Cogent, Sprint Disconnect Networks, May Cause Web Slowdown

UPDATED With Comments From Sprint: Cogent Communications, one of the largest bandwidth providers in the world, charged that Sprint-Nextel has severed its network from Cogent’s networks. This could cause network slowdown and decrease in web performance. In a statement today, the company said that Sprint unpeered from Cogent’s network at 4:30 p.m. on October 31 30, 2008. Peering is a voluntary process where two networks exchange equal amount of data amongst each other without actually paying each other.  

“It is no longer possible for many Sprint customers and Cogent customers to directly communicate across the Internet,” Cogent said, and alleged that Sprint was in “violation of a contractual obligation to exchange Internet traffic with Cogent on a settlement free peering basis.” The two companies are in litigation over the issue.

I will try and talk to both companies in the morning, but I just wonder if Sprint is the only party to blame here. Cogent, based in Washington, D.C., has been involved in similar unpeering spats with Level 3, Telia and other operators.

Update: Here is a response from Sprint that shows that the situation isn’t as simple as Cogent tries to paint it.  “In 2006, Sprint and Cogent entered into a commercial trial agreement. Cogent failed to satisfy Sprint’s peering criteria and refused to pay Sprint to stay connected to our network. Sprint notified Cogent well in advance that it would disconnect Cogent unless it paid, and Cogent refused. As a result of Cogent’s refusal, Sprint was forced to terminate the commercial interconnection agreement and disconnect its network from Cogent’s.”  

The Sprint spokesperson said that, “Cogent’s posturing in this case is nothing more than an effort to divert attention away from its’ contractual obligations, and this is the latest in a growing list of peering-related disputes between Cogent and Internet backbone providers.”

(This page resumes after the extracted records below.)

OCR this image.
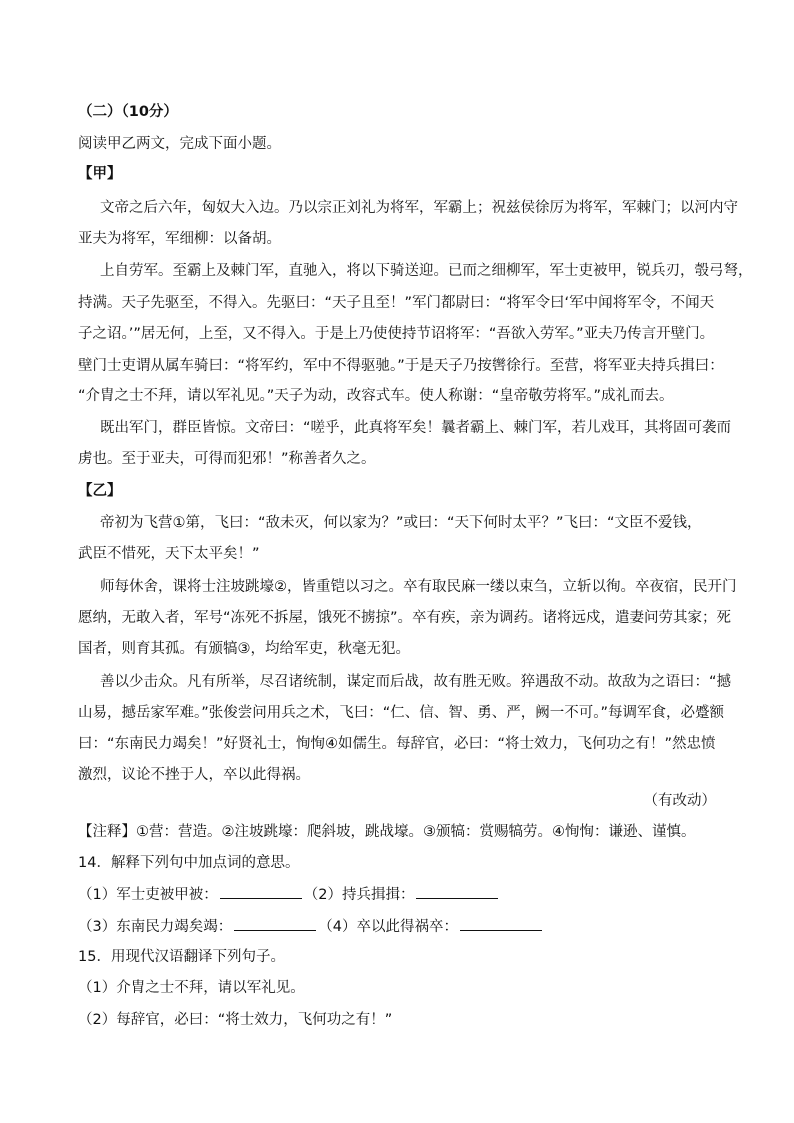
（二）（10分）
阅读甲乙两文，完成下面小题。
【甲】
文帝之后六年，匈奴大入边。乃以宗正刘礼为将军，军霸上；祝兹侯徐厉为将军，军棘门；以河内守
亚夫为将军，军细柳：以备胡。
上自劳军。至霸上及棘门军，直驰入，将以下骑送迎。已而之细柳军，军士吏被甲，锐兵刃，彀弓弩，
持满。天子先驱至，不得入。先驱曰：“天子且至！”军门都尉曰：“将军令曰‘军中闻将军令，不闻天
子之诏。’”居无何，上至，又不得入。于是上乃使使持节诏将军：“吾欲入劳军。”亚夫乃传言开壁门。
壁门士吏谓从属车骑曰：“将军约，军中不得驱驰。”于是天子乃按辔徐行。至营，将军亚夫持兵揖曰：
“介胄之士不拜，请以军礼见。”天子为动，改容式车。使人称谢：“皇帝敬劳将军。”成礼而去。
既出军门，群臣皆惊。文帝曰：“嗟乎，此真将军矣！曩者霸上、棘门军，若儿戏耳，其将固可袭而
虏也。至于亚夫，可得而犯邪！”称善者久之。
【乙】
帝初为飞营①第，飞曰：“敌未灭，何以家为？”或曰：“天下何时太平？”飞曰：“文臣不爱钱，
武臣不惜死，天下太平矣！”
师每休舍，课将士注坡跳壕②，皆重铠以习之。卒有取民麻一缕以束刍，立斩以徇。卒夜宿，民开门
愿纳，无敢入者，军号“冻死不拆屋，饿死不掳掠”。卒有疾，亲为调药。诸将远戍，遣妻问劳其家；死
国者，则育其孤。有颁犒③，均给军吏，秋毫无犯。
善以少击众。凡有所举，尽召诸统制，谋定而后战，故有胜无败。猝遇敌不动。故敌为之语曰：“撼
山易，撼岳家军难。”张俊尝问用兵之术，飞曰：“仁、信、智、勇、严，阙一不可。”每调军食，必蹙额
曰：“东南民力竭矣！”好贤礼士，恂恂④如儒生。每辞官，必曰：“将士效力，飞何功之有！”然忠愤
激烈，议论不挫于人，卒以此得祸。
（有改动）
【注释】①营：营造。②注坡跳壕：爬斜坡，跳战壕。③颁犒：赏赐犒劳。④恂恂：谦逊、谨慎。
14．解释下列句中加点词的意思。
（1）军士吏被甲被：	（2）持兵揖揖：
（3）东南民力竭矣竭：	（4）卒以此得祸卒：
15．用现代汉语翻译下列句子。
（1）介胄之士不拜，请以军礼见。
（2）每辞官，必曰：“将士效力，飞何功之有！”
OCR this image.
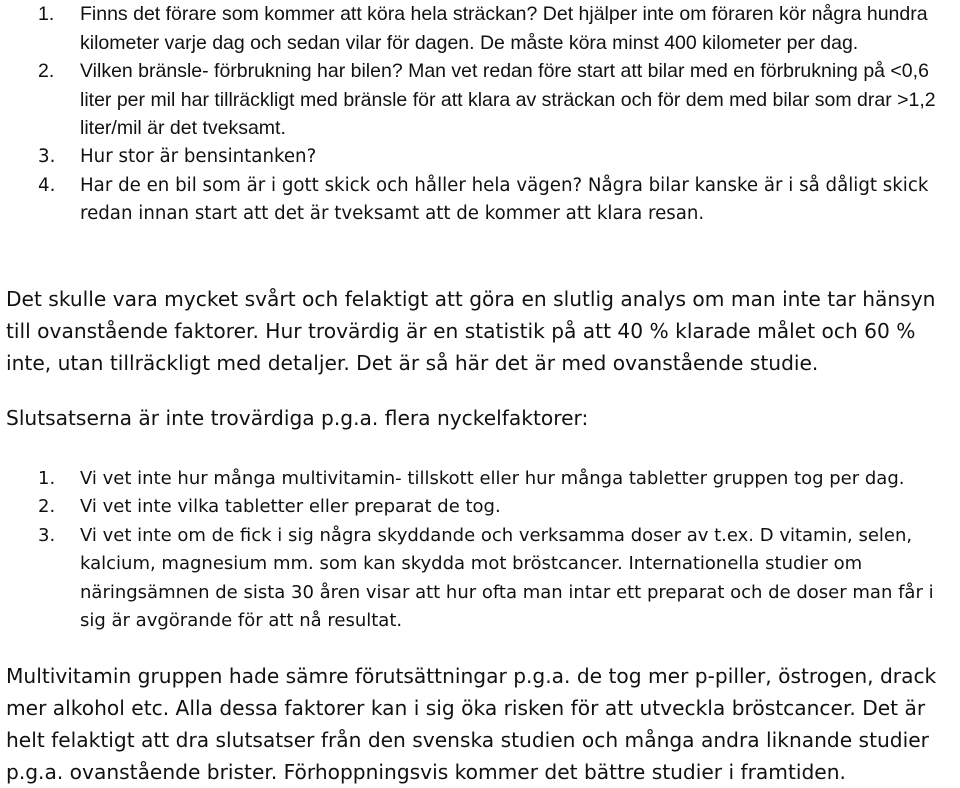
1. Finns det förare som kommer att köra hela sträckan? Det hjälper inte om föraren kör några hundra kilometer varje dag och sedan vilar för dagen. De måste köra minst 400 kilometer per dag.
2. Vilken bränsle- förbrukning har bilen? Man vet redan före start att bilar med en förbrukning på <0,6 liter per mil har tillräckligt med bränsle för att klara av sträckan och för dem med bilar som drar >1,2 liter/mil är det tveksamt.
3. Hur stor är bensintanken?
4. Har de en bil som är i gott skick och håller hela vägen? Några bilar kanske är i så dåligt skick redan innan start att det är tveksamt att de kommer att klara resan.

Det skulle vara mycket svårt och felaktigt att göra en slutlig analys om man inte tar hänsyn till ovanstående faktorer. Hur trovärdig är en statistik på att 40 % klarade målet och 60 % inte, utan tillräckligt med detaljer. Det är så här det är med ovanstående studie.

Slutsatserna är inte trovärdiga p.g.a. flera nyckelfaktorer:

1. Vi vet inte hur många multivitamin- tillskott eller hur många tabletter gruppen tog per dag.
2. Vi vet inte vilka tabletter eller preparat de tog.
3. Vi vet inte om de fick i sig några skyddande och verksamma doser av t.ex. D vitamin, selen, kalcium, magnesium mm. som kan skydda mot bröstcancer. Internationella studier om näringsämnen de sista 30 åren visar att hur ofta man intar ett preparat och de doser man får i sig är avgörande för att nå resultat.

Multivitamin gruppen hade sämre förutsättningar p.g.a. de tog mer p-piller, östrogen, drack mer alkohol etc. Alla dessa faktorer kan i sig öka risken för att utveckla bröstcancer. Det är helt felaktigt att dra slutsatser från den svenska studien och många andra liknande studier p.g.a. ovanstående brister. Förhoppningsvis kommer det bättre studier i framtiden.
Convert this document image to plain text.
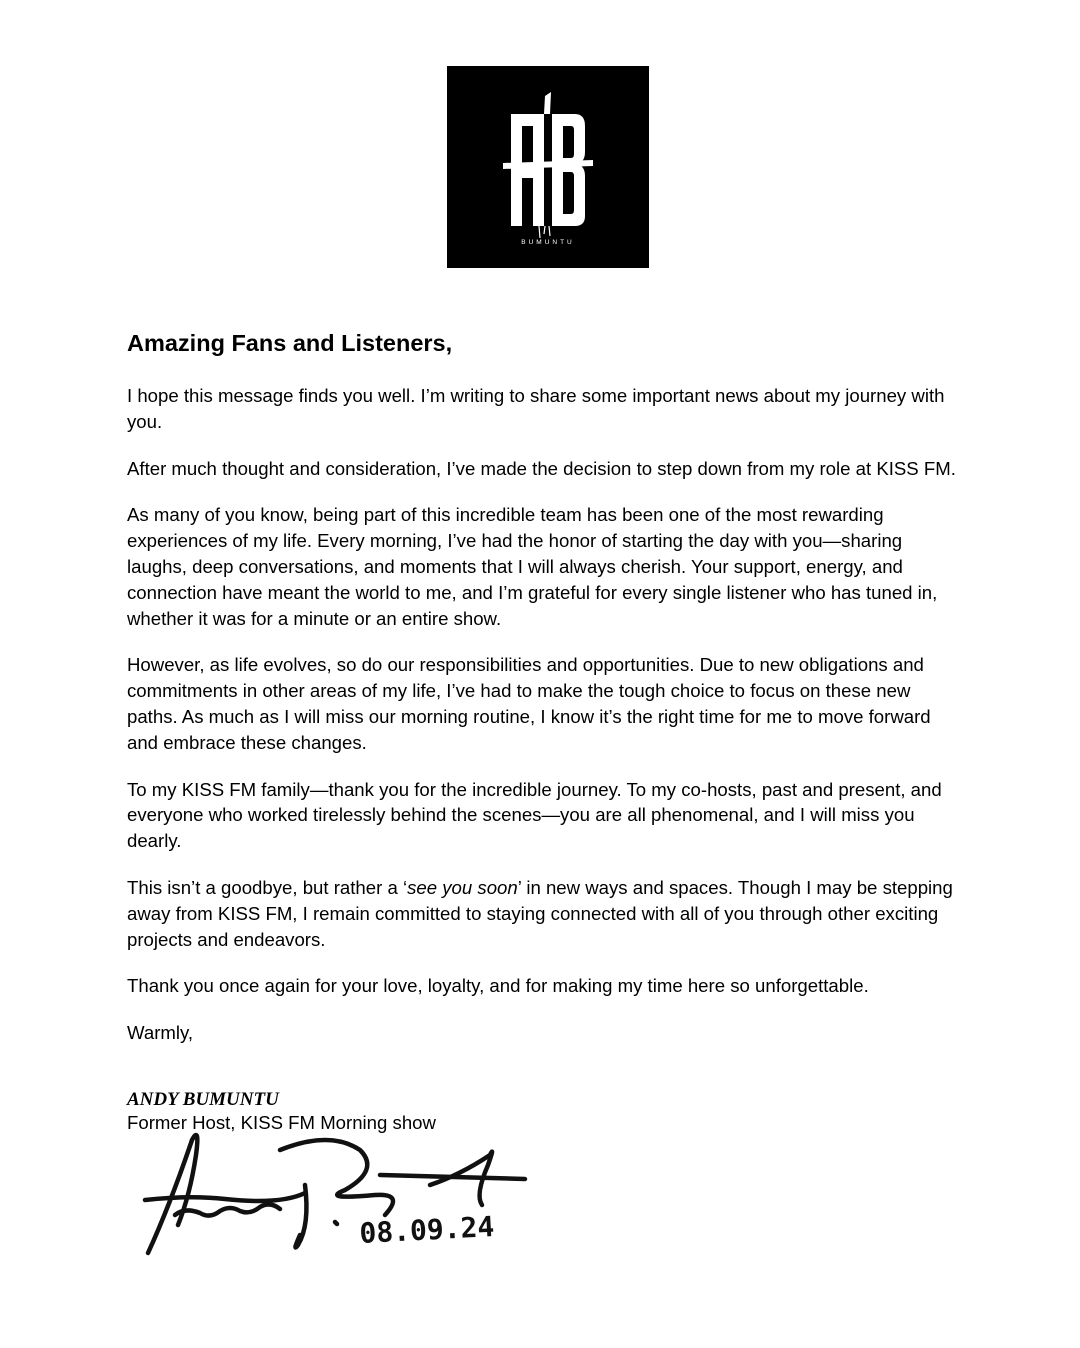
BUMUNTU
Amazing Fans and Listeners,

I hope this message finds you well. I’m writing to share some important news about my journey with you.

After much thought and consideration, I’ve made the decision to step down from my role at KISS FM.

As many of you know, being part of this incredible team has been one of the most rewarding experiences of my life. Every morning, I’ve had the honor of starting the day with you—sharing laughs, deep conversations, and moments that I will always cherish. Your support, energy, and connection have meant the world to me, and I’m grateful for every single listener who has tuned in, whether it was for a minute or an entire show.

However, as life evolves, so do our responsibilities and opportunities. Due to new obligations and commitments in other areas of my life, I’ve had to make the tough choice to focus on these new paths. As much as I will miss our morning routine, I know it’s the right time for me to move forward and embrace these changes.

To my KISS FM family—thank you for the incredible journey. To my co-hosts, past and present, and everyone who worked tirelessly behind the scenes—you are all phenomenal, and I will miss you dearly.

This isn’t a goodbye, but rather a ‘see you soon’ in new ways and spaces. Though I may be stepping away from KISS FM, I remain committed to staying connected with all of you through other exciting projects and endeavors.

Thank you once again for your love, loyalty, and for making my time here so unforgettable.

Warmly,

ANDY BUMUNTU
Former Host, KISS FM Morning show
08.09.24
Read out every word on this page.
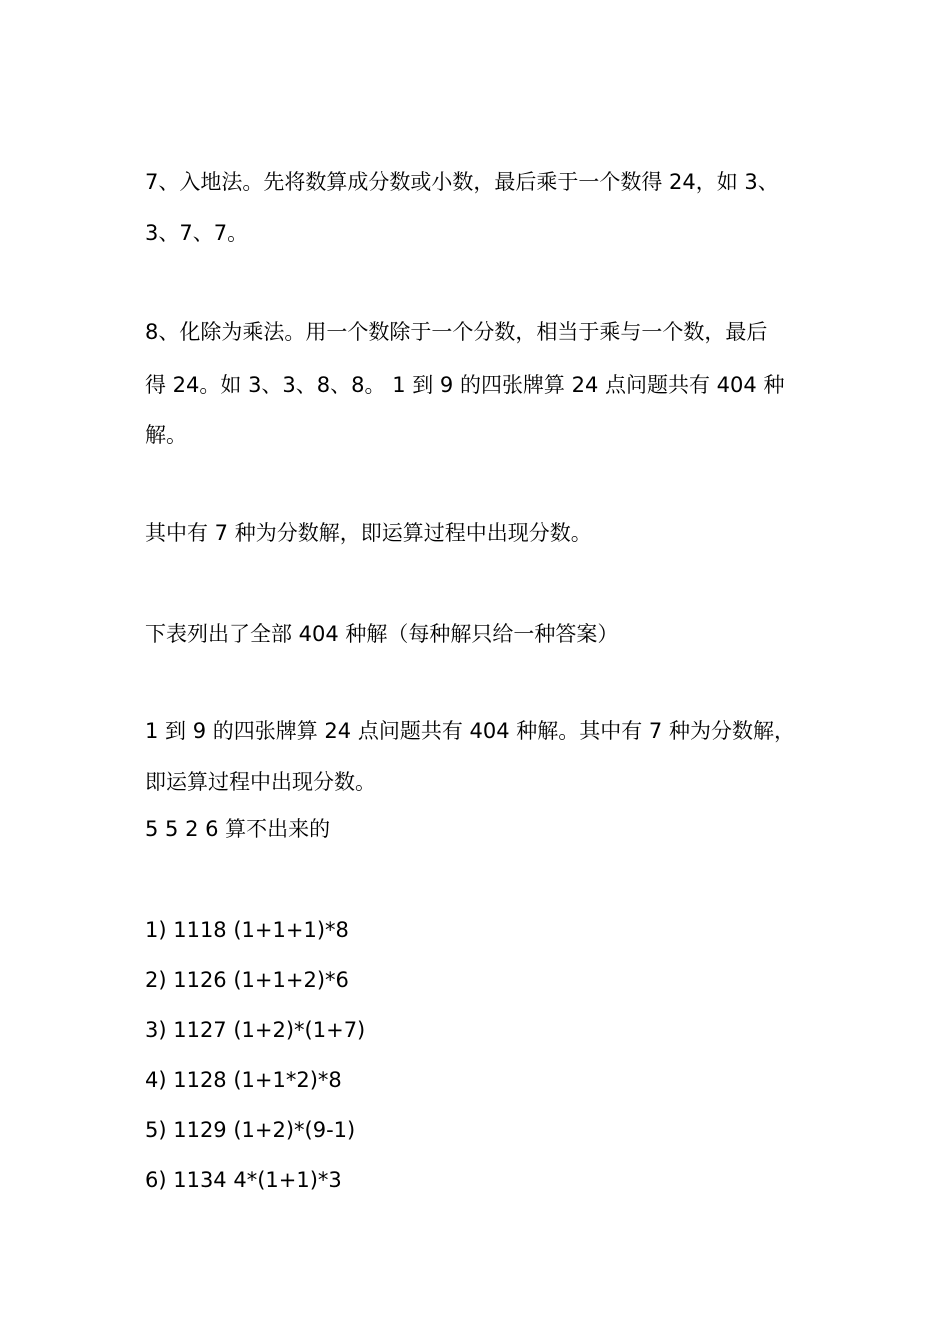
7、入地法。先将数算成分数或小数，最后乘于一个数得 24，如 3、
3、7、7。
8、化除为乘法。用一个数除于一个分数，相当于乘与一个数，最后
得 24。如 3、3、8、8。 1 到 9 的四张牌算 24 点问题共有 404 种
解。
其中有 7 种为分数解，即运算过程中出现分数。
下表列出了全部 404 种解（每种解只给一种答案）
1 到 9 的四张牌算 24 点问题共有 404 种解。其中有 7 种为分数解，
即运算过程中出现分数。
5 5 2 6 算不出来的
1) 1118 (1+1+1)*8
2) 1126 (1+1+2)*6
3) 1127 (1+2)*(1+7)
4) 1128 (1+1*2)*8
5) 1129 (1+2)*(9-1)
6) 1134 4*(1+1)*3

In the past, these problems have arisen because one of the two network operators felt that they needed to be compensated for the the traffic they were sending to the other. Cogent CEO Dave Schaffer in an interview earlier this year said that carriers hate them because they don’t like “our low-price pricing policy except our customers, and most of the companies have been reluctant peers with us.”

Cogent says that any “Sprint-Nextel wireline customer that is unable to connect to Cogent’s customers a free 100 megabit per second connection to the Internet for as long as Sprint continues to keep this partitioning of the Internet in place.”